In fact, I would argue that even Fr. Robert Barron, the author and narrator of the wonderful book and DVD Catholicism and a solid and dedicated servant of the Church, does not help in this regard. Not that he has described God the Father in an inaccurate or unorthodox way. Thomas Aquinas would nod in agreement to what Barron had to say in a recent column. But I would have a hard time praying to the God Barron describes: “God is not a supreme item within the universe or alongside of it; rather, God is the sheer ocean of being from whose fullness the universe in its entirety exists….God is not a being within the natural order. Instead, He is the reason why there is that nexus of conditioned causes that we call nature — at all.” I know, I know: Barron is not promoting pantheism, but I can see why someone would interpret his words in that way.

That’s why I say, “Thank God for Christmas.” Because of Christmas we don’t have to form on our own, with unaided human reason, through philosophical rumination, a clear grasp of what God the Father “looks like” to worship God. We have Jesus. The Word was made Flesh, and dwelt amongst us. Jesus is God, as well as man. Our God is the God who taught us of the Good Samaritan and the Good Shepherd; the God who knew the difference between the prayers of the Pharisee and those of the tax collector; the God who saved the woman about to be stoned for her sins, with the warning, “He amongst you who is without sin, cast the first stone.” Our God is the God who promised the Good Thief on the cross that he — he personally, not just as part of a perfected human community in something like Teilhard de Chardin’s “divine milieu” — would be “with me this day in Paradise.”

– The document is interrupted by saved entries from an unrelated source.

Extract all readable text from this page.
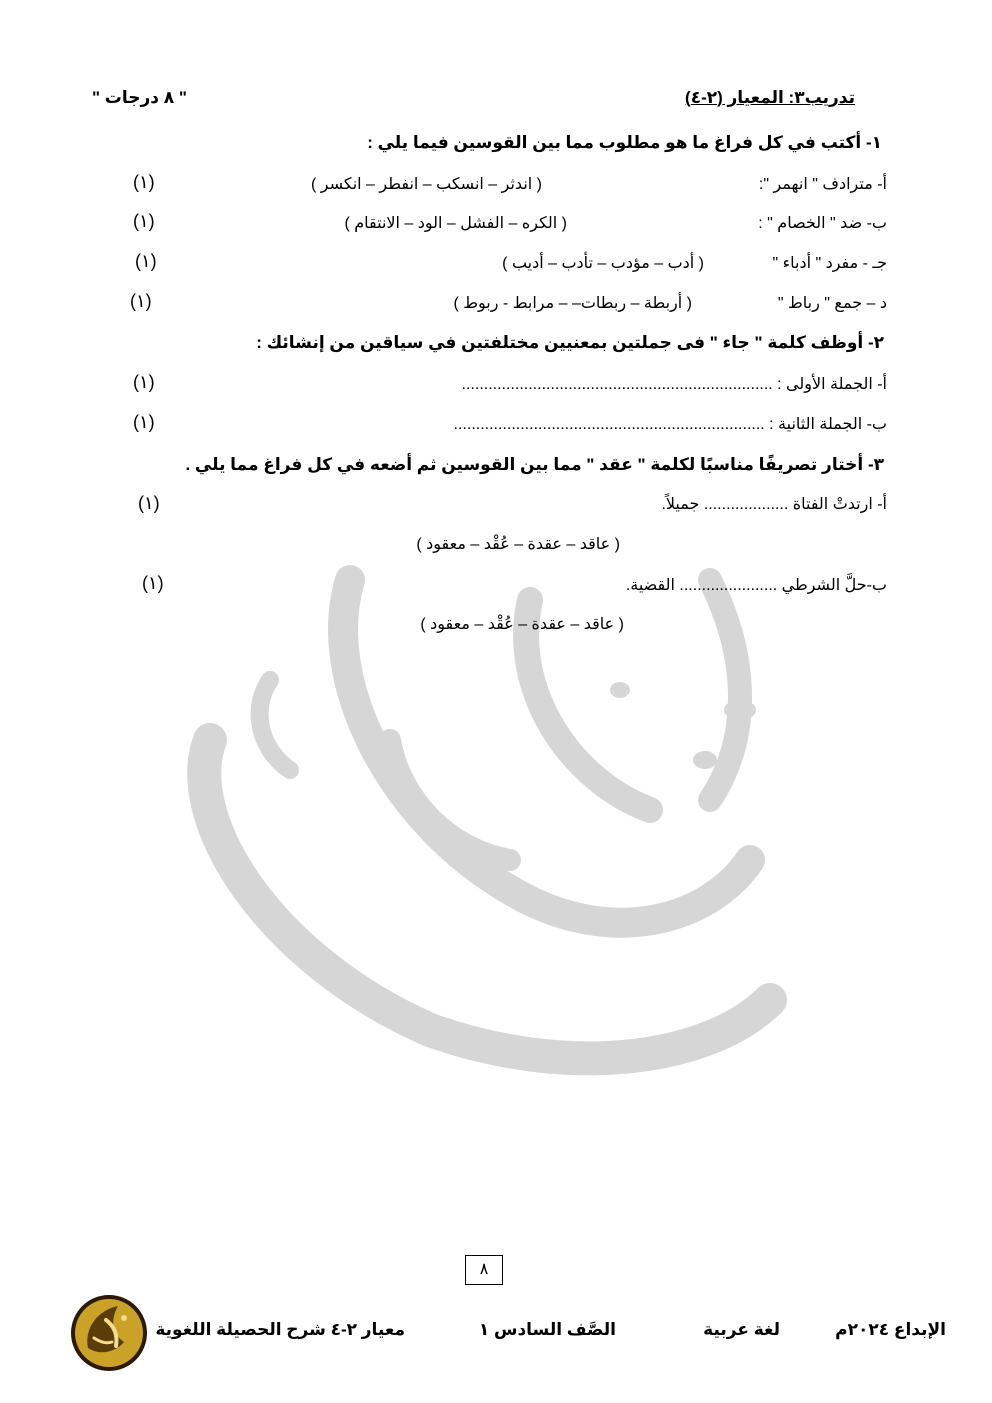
تدريب٣: المعيار (٢-٤)
" ٨ درجات "
١- أكتب في كل فراغ ما هو مطلوب مما بين القوسين فيما يلي :
أ- مترادف " انهمر ":
( اندثر – انسكب – انفطر – انكسر )
(١)
ب- ضد " الخصام " :
( الكره – الفشل – الود – الانتقام )
(١)
جـ - مفرد " أدباء "
( أدب – مؤدب – تأدب – أديب )
(١)
د – جمع " رباط "
( أربطة – ربطات– – مرابط - ربوط )
(١)
٢- أوظف كلمة " جاء " فى جملتين بمعنيين مختلفتين في سياقين من إنشائك :
أ- الجملة الأولى : ......................................................................
(١)
ب- الجملة الثانية : ......................................................................
(١)
٣- أختار تصريفًا مناسبًا لكلمة " عقد " مما بين القوسين ثم أضعه في كل فراغ مما يلي .
أ- ارتدتْ الفتاة ................... جميلاً.
(١)
( عاقد – عقدة – عُقْد – معقود )
ب-حلَّ الشرطي ...................... القضية.
(١)
( عاقد – عقدة – عُقْد – معقود )
٨
الإبداع ٢٠٢٤م
لغة عربية
الصَّف السادس ١
معيار ٢-٤ شرح الحصيلة اللغوية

Our God, the God who came to us on Christmas, is the God who loved little children and promised the millstone to those who would corrupt them. Our God promised forgiveness to sinners and called upon us to love one another as the Father in Heaven loves us. Fathers can love. Most humans have a hard time picturing how the “ground of our being” can love. We have more to work with. We have Jesus, because of Christmas. Jesus is a person who loves us, a person we can please, a person we can displease.

The old Christmas carols were on the mark. There has been a new and glorious morn, one which brings tidings of comfort and joy, a reason for the weary world to rejoice, a new creation. Old things have passed away; all things have become new. Christ the savior is born and through Him we know the loving Father in Heaven. The theologians’ alternate depiction of God — as the “ground of our being” and the “nexus of conditioned causes” — does not provide us a clearer picture than what Jesus gave us, just one more polysyllabic and dull.